İsmet Bey

24 Eylül 1884, İzmir doğumlu. Evi, aynı kentte müzedir.
25 Aralık 1973’te Ankara’da öldü. Şimdi Anıtkabir’de, silah ve devrim arkadaşı Mustafa Kemal Atatürk’le karşılıklı yatmaktadır.
İsmet Bey…
Kurtuluş Savaşıdır.
İnönü Zaferidir.
Kurtuluş Savaşı sırasındaki karşıdevrim hareketlerinin üstünden geçen silindirdir.
Mudanya Mütarekesidir.
Sevr’i gömen Lozan’dır. Cumhuriyet’tir.
İlk Başbakandır.
İkinci Cumhurbaşkanıdır.
CHP ikinci başkanıdır.
Demokrasiye yol veren istasyon şefidir.
İsmet Bey…
Köy Enstitülerini kurmak,
Halk Evlerini yaşatmaktır.
Ankara Büyük Tiyatroda, özel locası vardır.
Keman çalmıştır.
Batı Klasiklerini çevirsin diye, Tercüme Bürosunu açmıştır.
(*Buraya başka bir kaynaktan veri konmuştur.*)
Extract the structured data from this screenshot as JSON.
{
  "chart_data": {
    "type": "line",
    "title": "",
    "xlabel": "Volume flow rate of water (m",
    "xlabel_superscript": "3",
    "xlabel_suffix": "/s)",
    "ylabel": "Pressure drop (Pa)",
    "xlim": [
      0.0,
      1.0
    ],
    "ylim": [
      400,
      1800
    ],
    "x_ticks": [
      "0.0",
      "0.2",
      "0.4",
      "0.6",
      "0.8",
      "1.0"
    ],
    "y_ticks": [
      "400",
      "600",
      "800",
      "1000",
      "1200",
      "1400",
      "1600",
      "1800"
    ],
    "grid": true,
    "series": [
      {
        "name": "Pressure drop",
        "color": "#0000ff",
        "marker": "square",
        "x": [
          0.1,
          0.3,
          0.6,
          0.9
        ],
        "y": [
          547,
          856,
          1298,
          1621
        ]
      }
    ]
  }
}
Bugün yüzakı diye andığımız cümle yazarın geçtiği yer orasıdır.
İsmet Bey, saysan aklın almaz bir eylemliliktir.
Yaptığı herşey eleştirilebilir, elbette eleştirilmelidir.
Yaptığı herşeyi anımsamak ve nasıl yapıldıklarını ve nasıl yapılamadıklarını, elbette iyice öğrenmek koşuluyla…
Bu satırların yazarı, 30 yıl önce Devlet Tiyatrosuna girdiğinde, aklına geldiğince konuşuyordu. Bir ağabeyi, onu bir kenara çekti. Sinirliydi. Dedi ki, “Önce yaptığın hele körfeze ulaşsın, haket. Sonra, başta ben olmak üzere, hepimizin ağzına et.” Yazar, o günden beri ne yazsa, ne söylese… Kimseler bilmez, önce körfeze bakar.
Şimdi, işte bu sözü anımsamanın, anımsatmanın –yine- zamanı geldi.
İzmir’e yakışır biçimde.
Fuara git.
Lozan kapısından gir.
İki adam karşılayacak seni; Mustafa Kemal Atatürk ve İsmet İnönü.
Gülüyorlar.
“Adam” nasıl olunur, adamlar “nasıl” konuşup güler, git bak, hisset, anla.
Anlayacaksın.
Sonra düşüneceksin,
Ne söyledim,
Niye söyledim,
Ben bir halt ettim,
Ettim de…
Körfeze ulaştı mı, bir kendine bir denize bakıp, kendine soracaksın.

Yanıtın yok mu?
O zaman, bacak kadar boyunla,
Ülkeyi, tahammülü ve Türkçeyi zorlamayacaksın!